One major advantage of a separate account is that the client is allowed to have his own choices of his investment method by choosing the laid categories provided by the insurance company which means that a client who is somehow conservative with his money investment can choose to be a part of the pooled investment that includes stable investments that provides small but continuously stable in making returns. These clients who are more than willing to invest and assume to a higher degree of risk can opt to choose any category that is potential enough to come up with high returns caused by increasing rate of instability and potentially dangerous.

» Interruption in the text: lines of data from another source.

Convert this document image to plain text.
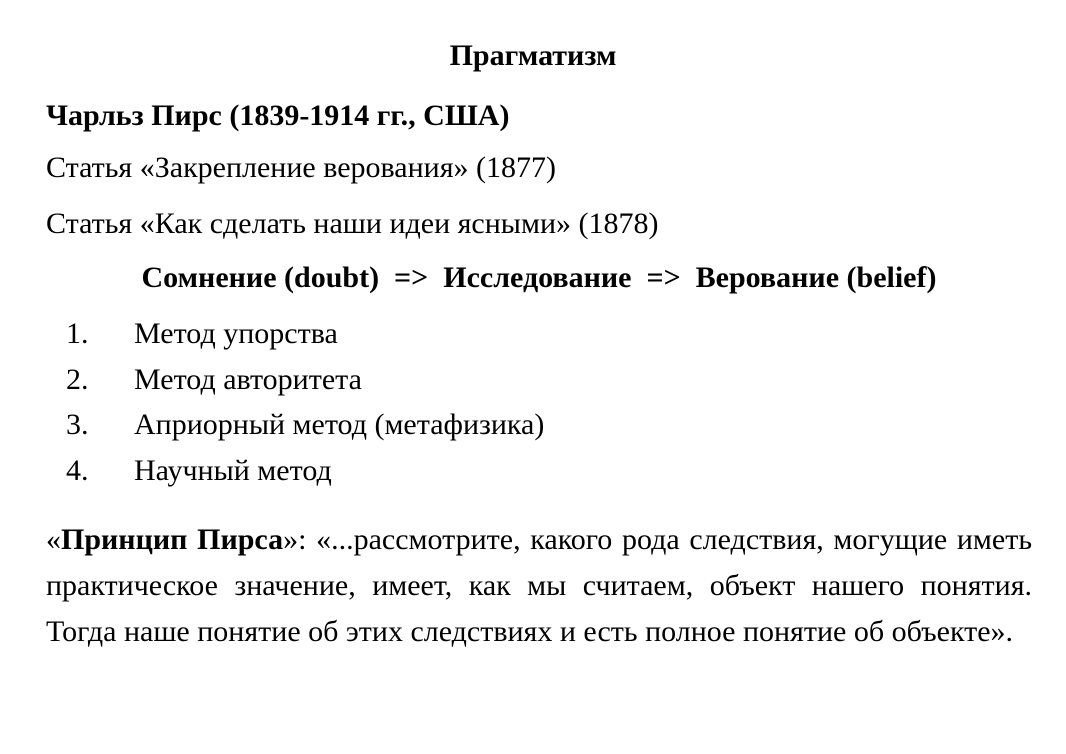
Прагматизм

Чарльз Пирс (1839-1914 гг., США)

Статья «Закрепление верования» (1877)

Статья «Как сделать наши идеи ясными» (1878)

Сомнение (doubt)  =>  Исследование  =>  Верование (belief)

1. Метод упорства
2. Метод авторитета
3. Априорный метод (метафизика)
4. Научный метод

«Принцип Пирса»: «...рассмотрите, какого рода следствия, могущие иметь практическое значение, имеет, как мы считаем, объект нашего понятия. Тогда наше понятие об этих следствиях и есть полное понятие об объекте».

Separate account is most likely similar to the functions of a mutual fund. However, these two have essential differences. First, the funds involved in this type are most likely will require minimum investment that is bigger than the funds needed in a mutual fund. The second difference has got to do in the ownership. In a separate account there is no ownership of the investor on the portion of the whole pool of investments but instead the investor owns securities directly.
The separate account in US is characterized either as non-managed or managed account. Non-managed accounts are managed through a passive approach and are checked and evaluated in a less often basis. On of this type is not really superior compared to another since values of the two depends on the great deal of the desired outcome and the whole financial goals of the client’s investment based on the returns. On the other hand, managed account gives an aggressive and proactive management that is included in the process to get the highest return earnings as possible.
Sometimes there is also confusion between an investment strategy called Separately Managed Account and the Separate Account. Although both have similarities, SMA or Separately Managed Account is managed privately by a broker instead of an insurance company offering while being involved in the account management. Both are good strategies to generate returns if the accounts are handled properly.